The model was trained on a dataset collected using the multiple tables from the Wikimedia Data Lake. We used the MediaWiki History, Wikitext History, Wikidata item page link, Wikidata entity tables. Snapshots dated 2024-04 were used, with the observation period spanning from September 1, 2021, to September 1, 2023 (a 2-year period) for training and testing. The last three months were used as a hold-out validation dataset. We also filtered out revisions related to edit wars, self-reverts, and revisions created by bots. To ensure that the revisions are human-created, we also filter for revisions tagged with ‘wikidata-ui’. Full dataset is available in Zenodo.

Data pipeline

The data was collected using Wikimedia Data Lake and Wikimedia Analytics cluster. Firstly, we collected revisions data. Then we merged the wikitext data and extracted the required features from the content using udf functions.
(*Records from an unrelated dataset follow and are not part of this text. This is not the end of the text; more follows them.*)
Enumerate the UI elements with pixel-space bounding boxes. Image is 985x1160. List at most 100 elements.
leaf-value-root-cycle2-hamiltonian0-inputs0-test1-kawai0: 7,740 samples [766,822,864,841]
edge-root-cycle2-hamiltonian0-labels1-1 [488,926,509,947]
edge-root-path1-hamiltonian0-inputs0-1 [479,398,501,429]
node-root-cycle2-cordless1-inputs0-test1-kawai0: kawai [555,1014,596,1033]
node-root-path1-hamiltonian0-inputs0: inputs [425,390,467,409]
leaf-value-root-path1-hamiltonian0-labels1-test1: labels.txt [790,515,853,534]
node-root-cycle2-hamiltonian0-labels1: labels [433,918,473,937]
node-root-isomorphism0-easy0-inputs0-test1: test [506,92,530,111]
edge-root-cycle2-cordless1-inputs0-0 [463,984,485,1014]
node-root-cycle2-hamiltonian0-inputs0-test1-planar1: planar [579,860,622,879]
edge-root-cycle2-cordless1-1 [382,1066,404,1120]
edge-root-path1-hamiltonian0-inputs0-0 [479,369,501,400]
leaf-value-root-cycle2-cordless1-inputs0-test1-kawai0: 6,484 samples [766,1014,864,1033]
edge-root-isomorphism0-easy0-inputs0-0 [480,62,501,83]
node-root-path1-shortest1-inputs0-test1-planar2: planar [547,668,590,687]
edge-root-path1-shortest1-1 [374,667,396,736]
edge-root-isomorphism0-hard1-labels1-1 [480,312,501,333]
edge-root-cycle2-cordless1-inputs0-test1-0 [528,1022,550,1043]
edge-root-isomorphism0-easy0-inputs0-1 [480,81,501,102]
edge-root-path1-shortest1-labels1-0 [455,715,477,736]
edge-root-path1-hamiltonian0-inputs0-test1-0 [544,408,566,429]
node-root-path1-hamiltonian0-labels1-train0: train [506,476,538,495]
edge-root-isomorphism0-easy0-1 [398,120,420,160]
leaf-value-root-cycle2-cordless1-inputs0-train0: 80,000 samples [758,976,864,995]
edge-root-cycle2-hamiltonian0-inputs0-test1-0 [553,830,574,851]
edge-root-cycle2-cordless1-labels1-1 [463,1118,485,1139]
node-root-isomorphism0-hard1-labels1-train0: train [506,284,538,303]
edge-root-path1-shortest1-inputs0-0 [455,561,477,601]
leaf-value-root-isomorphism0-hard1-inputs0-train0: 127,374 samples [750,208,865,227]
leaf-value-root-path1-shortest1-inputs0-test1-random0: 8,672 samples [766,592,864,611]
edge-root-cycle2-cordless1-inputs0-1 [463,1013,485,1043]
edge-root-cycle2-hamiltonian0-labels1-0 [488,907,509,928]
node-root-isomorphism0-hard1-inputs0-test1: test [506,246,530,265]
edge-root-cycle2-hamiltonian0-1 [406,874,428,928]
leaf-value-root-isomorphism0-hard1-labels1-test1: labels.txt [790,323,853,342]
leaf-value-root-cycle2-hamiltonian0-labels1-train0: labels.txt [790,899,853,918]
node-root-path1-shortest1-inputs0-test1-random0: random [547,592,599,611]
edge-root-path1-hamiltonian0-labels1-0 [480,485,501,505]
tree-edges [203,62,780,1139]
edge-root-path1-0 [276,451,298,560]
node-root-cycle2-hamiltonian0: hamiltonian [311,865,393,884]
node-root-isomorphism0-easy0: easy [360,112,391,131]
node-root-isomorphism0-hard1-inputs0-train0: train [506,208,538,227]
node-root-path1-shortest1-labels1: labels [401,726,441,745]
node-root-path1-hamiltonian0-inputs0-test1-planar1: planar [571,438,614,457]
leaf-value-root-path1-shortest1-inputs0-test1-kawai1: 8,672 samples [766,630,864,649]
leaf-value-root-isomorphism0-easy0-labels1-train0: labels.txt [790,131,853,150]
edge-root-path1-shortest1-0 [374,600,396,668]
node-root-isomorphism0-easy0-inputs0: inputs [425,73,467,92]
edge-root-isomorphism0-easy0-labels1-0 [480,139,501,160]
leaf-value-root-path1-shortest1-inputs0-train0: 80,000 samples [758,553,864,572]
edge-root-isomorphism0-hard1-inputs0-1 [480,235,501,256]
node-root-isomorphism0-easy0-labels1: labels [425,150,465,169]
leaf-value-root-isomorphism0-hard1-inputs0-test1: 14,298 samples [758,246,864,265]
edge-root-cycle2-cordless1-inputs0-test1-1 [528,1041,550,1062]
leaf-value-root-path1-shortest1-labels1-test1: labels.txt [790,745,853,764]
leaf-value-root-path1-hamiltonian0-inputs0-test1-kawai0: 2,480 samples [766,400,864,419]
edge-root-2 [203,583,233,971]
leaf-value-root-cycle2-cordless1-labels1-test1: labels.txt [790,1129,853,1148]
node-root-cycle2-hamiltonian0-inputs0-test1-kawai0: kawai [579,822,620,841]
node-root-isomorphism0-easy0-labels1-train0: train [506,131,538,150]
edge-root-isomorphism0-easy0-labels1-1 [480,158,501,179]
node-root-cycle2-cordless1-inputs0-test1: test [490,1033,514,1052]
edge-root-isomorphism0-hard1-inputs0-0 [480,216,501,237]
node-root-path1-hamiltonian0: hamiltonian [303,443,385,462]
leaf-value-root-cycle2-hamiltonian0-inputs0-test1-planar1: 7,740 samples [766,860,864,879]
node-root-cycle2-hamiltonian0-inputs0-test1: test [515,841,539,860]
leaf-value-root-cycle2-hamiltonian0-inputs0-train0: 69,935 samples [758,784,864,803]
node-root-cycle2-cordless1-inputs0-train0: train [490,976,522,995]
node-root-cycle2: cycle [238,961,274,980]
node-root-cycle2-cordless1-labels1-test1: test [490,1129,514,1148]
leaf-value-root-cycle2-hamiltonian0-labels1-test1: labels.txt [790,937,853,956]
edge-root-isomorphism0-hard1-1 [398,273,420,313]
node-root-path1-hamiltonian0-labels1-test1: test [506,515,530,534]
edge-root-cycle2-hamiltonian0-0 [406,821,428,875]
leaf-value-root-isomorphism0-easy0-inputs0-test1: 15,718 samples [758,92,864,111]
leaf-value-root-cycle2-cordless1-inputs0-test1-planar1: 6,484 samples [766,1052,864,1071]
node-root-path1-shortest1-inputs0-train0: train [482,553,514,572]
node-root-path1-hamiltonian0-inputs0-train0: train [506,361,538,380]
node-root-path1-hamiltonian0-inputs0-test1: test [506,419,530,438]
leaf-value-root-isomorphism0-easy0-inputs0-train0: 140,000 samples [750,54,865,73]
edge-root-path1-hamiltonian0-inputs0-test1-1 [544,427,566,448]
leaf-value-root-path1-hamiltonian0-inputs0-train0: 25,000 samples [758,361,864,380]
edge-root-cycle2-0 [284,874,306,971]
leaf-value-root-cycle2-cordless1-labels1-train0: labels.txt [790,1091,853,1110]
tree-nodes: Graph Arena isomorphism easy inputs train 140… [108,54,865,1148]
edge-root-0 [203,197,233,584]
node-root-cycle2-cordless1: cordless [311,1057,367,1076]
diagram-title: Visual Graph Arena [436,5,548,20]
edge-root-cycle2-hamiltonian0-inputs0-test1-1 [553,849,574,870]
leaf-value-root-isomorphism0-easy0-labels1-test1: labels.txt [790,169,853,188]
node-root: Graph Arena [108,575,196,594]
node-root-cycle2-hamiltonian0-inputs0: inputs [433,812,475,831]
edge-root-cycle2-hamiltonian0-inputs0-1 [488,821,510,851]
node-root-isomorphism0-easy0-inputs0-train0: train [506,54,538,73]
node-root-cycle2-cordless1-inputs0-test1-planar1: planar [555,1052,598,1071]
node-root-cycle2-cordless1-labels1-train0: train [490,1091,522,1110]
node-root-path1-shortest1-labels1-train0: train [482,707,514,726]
Data collection pipeline can be found in data collection notebook

Training data
  • Data period: 21 months
  • Balancing strategy: retaining all reverted revisions and supplementing them with a random sample of unreverted revisions at a ratio of 1:5
  • 4,197,231 revision
  • 80% used for mBERT fine tuning, and 20% for final classifier
  • IP users edits rate: 10.7%
  • Revert rate: 7.9%
  • There are about 200 languages represented with at least 100 revisions.
Test data
  • Data period: 3 months
  • 645,264 revision
  • IP users edits rate: 8.3%
  • Revert rate: 6.2%

Licenses

[edit]

Citation

[edit]

Cite this model as:

@inproceedings{trokhymovych-etal-2025-graph,
    title = "Graph-Linguistic Fusion: Using Language Models for {W}ikidata Vandalism Detection",
    author = "Trokhymovych, Mykola  and
      Pintscher, Lydia  and
      Baeza-Yates, Ricardo  and
      S{\'a}ez Trumper, Diego",
    booktitle = "Proceedings of the 63rd Annual Meeting of the Association for Computational Linguistics (Volume 6: Industry Track)",
    month = jul,
    year = "2025",
    address = "Vienna, Austria",
    publisher = "Association for Computational Linguistics",
    url = "https://aclanthology.org/2025.acl-industry.21/",
    doi = "10.18653/v1/2025.acl-industry.21",
    pages = "284--294"
}

References

[edit]
  1. https://stats.wikimedia.org/
  2. Zia, Leila and Johnson, Isaac and Mansurov, Bahodir and Morgan, Jonathan and Redi, Miriam and Saez-Trumper, Diego and Taraborelli, Dario. 2019. Knowledge Integrity. https://doi.org/10.6084/m9.figshare.7704626
  3. https://www.mediawiki.org/wiki/ORES
  4. https://huggingface.co/bert-base-multilingual-cased
  5. Colin Raffel, Noam Shazeer, Adam Roberts, Katherine Lee, Sharan Narang, Michael Matena, Yanqi Zhou, Wei Li, and Peter J. Liu. 2019. Exploring the limits of transfer learning with a unified text-to-text transformer. CoRR, arXiv:1910.10683.